En la primavera de 1991 Berlín se componía todavía de dos ciudades adosadas. Una luminosa, radiante, capitalista. Vencedora. Otra, al Este, donde, más allá de las zonas monumentales, reinaba la oscuridad. No había tiendas, no había anuncios de neón y los bloques clonados de viviendas se alternaban con descampados para dibujar manzanas de aire fantasmagórico.
La fiesta de la reunificación iba alumbrando la incertidumbre.
El muro había caído año y medio antes, y la cicatriz que cruzaba Alemania tenía su reflejo en las múltiples heridas estampadas por la guerra en la fachada del Reichstag. "Y aquí estaba, y más allá se veía, y por ahí se divisaba…" Superando su propio pasado, Berlín se reconstruía después de que el tren de la Historia se hubiera llevado por delante las últimas estaciones de paso.
A finales de los 80, aquella frontera resultaba ya tan artificial que no pudo soportar un mero malentendido entre funcionarios represores. La debilidad de sus cimientos había empezado a quedar en evidencia cuando Gorbachov, con una mezcla de realismo e ingenuidad, intentó arrojar una nueva mirada sobre su imperio. En sólo unos años se derrumbó el Muro, se levantó el Telón de Acero, y concluyó la Guerra Fría, y un intelectual avispado proclamó, con evidente éxito publicitario, que la Historia había terminado. Era un lema. Simple, eficaz, pero falso. Tan sólo había cambiado de capítulo.
Con el Muro cayó la dictadura como sistema político de referencia del viejo mundo bipolar. En un rápido movimiento encadenado, los países de Europa del Este evolucionaron hasta convertirse en democracias formales, aunque con evidentes imperfecciones de funcionamiento. Incluso Rusia, que vuelve a paladear sus antiguos regustos imperiales, ha dejado de conmemorar oficialmente la gran revuelta soviética que la convirtió en superpotencia militar.
El Muro sepultó al mismo tiempo el comunismo, dejando en el desamparo ideológico a millones de personas que, después de tanta sangre y tanto sudor, despertaron entre lágrimas del sueño igualitario por decreto. Y aunque pervive hegemónico en algunos bastiones, en la famélica Corea del Norte o en el soleado parque temático caribeño, ha perdido su capacidad de influencia.
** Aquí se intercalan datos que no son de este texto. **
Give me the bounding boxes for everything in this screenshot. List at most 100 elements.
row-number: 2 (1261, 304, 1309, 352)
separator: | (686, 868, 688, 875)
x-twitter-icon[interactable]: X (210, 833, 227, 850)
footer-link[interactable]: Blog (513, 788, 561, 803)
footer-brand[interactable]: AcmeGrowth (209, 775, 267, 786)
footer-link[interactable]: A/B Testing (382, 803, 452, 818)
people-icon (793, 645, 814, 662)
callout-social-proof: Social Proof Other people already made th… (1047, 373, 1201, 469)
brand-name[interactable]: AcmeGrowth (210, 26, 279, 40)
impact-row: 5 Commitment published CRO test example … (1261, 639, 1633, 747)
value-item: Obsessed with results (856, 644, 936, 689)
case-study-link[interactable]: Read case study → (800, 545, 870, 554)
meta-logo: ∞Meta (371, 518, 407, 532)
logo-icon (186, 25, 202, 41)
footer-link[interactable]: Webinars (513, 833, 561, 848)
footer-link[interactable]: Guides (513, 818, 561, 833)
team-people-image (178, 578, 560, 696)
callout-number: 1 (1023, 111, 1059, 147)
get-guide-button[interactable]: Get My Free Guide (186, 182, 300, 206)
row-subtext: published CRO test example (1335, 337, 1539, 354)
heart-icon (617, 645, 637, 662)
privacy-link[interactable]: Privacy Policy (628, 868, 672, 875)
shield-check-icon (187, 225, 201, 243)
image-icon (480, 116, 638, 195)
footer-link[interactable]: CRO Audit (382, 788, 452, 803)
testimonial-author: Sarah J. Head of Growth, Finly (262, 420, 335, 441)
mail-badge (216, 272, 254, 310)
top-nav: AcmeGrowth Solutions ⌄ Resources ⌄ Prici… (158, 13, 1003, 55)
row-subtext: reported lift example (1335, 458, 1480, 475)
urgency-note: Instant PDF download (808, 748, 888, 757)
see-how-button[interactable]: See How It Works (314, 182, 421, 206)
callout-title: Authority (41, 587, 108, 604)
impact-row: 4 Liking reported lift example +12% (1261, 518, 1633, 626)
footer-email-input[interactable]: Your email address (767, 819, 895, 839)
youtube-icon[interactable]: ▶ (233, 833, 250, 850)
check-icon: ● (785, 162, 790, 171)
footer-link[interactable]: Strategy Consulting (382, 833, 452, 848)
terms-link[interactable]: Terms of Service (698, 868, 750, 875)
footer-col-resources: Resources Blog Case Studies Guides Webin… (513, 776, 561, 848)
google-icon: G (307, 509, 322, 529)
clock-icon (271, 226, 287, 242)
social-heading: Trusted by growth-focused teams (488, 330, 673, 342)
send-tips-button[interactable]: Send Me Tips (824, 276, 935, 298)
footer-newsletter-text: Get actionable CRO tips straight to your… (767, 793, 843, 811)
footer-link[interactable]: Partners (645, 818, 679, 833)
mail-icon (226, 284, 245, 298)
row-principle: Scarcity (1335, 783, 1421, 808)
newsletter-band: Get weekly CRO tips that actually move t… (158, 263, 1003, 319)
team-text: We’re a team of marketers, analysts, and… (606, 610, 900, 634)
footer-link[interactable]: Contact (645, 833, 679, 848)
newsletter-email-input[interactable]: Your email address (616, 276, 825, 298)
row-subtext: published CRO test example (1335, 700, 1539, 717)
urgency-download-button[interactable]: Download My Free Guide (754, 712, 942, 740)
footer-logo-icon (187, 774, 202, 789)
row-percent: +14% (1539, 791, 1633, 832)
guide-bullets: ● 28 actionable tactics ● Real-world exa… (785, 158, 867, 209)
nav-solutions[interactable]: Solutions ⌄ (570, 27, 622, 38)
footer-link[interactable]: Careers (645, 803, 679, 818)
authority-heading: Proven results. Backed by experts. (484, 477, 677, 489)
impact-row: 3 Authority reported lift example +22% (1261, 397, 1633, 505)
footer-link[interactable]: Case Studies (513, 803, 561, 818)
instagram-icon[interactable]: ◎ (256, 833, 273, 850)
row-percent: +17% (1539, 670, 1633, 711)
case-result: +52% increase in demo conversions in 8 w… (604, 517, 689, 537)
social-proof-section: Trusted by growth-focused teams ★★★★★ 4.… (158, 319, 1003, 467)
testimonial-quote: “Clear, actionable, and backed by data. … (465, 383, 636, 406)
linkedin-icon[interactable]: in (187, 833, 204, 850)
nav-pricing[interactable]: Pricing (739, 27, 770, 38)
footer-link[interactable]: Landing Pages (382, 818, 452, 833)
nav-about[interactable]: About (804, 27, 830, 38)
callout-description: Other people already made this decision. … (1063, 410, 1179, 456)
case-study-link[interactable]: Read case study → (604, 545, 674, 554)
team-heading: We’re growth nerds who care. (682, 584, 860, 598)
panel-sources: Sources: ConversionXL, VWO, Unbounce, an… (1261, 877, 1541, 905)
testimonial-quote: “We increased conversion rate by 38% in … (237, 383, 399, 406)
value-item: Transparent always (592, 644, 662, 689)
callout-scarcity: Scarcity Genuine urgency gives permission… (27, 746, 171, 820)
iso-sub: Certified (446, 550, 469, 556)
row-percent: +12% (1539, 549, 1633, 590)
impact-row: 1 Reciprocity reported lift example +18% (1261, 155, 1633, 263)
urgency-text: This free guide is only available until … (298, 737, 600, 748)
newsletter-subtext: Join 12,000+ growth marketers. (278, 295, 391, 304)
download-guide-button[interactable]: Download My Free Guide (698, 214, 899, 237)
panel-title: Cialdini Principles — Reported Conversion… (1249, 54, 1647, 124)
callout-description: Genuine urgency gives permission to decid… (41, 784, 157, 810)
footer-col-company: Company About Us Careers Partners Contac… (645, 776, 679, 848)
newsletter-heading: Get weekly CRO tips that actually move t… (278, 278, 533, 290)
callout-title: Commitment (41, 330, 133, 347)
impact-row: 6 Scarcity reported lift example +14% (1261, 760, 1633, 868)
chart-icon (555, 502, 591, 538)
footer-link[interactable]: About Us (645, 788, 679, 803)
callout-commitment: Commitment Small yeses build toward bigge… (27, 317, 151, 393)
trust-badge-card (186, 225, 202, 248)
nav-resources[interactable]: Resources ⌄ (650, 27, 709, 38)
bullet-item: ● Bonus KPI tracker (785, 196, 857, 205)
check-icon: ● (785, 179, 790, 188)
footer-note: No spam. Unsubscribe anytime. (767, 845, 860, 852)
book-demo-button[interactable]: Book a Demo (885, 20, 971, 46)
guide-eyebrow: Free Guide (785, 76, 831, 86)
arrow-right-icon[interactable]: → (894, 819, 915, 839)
La revolución ya no se exporta; ya ni siquiera importa. Desde 1989 el planeta es, con recesión y todo, capitalista. Para el Sur, a su pesar. El consumismo se ha impuesto hasta en China, tan comunista de puertas adentro y campeona del libre comercio a la hora de inundar los bazares con sus productos de bajo coste.
El derrumbamiento de Berlín enterró además el eurocentrismo. Si a lo largo del siglo XX, el Viejo Continente fue perdiendo un liderazgo secular, después también ha dejado de ser, por fortuna, aquel tétrico teatro de operaciones bélicas. Desde hace una década, la Unión Europea, amparada en la historia de sus integrantes, se inventa y se reinventa para intentar mantenerse como referencia moral. Pero es un actor secundario, aunque bien pagado, en una obra protagonizada por el tormentoso diálogo entre Washington, la expansionista periferia musulmana y las economías emergentes.
Han pasado 20 años y en el capítulo actual de la Historia el nuevo milenio crece amenazado por el terrorismo y el contraterrorismo, en un choque de incivilizaciones que no sabemos adónde nos llevará. Porque bajo los escombros del Muro yacen, por último, las viejas seguridades. Ahora el mundo es uno, global y diverso, paradójico y confuso, quizá más pequeño, tal vez un poco más libre. Y al superhéroe que intenta gobernarlo le importa más la atención sanitaria que los escudos galácticos. Ha ganado el Nobel de la Paz, pero teme estar perdiendo una guerra. Y aunque las parabólicas e Internet transportan la luz más allá de las fronteras, en su guión quedan tantos interrogantes, tantas zonas sombrías como en aquellas oscuras manzanas del viejo Berlín Este.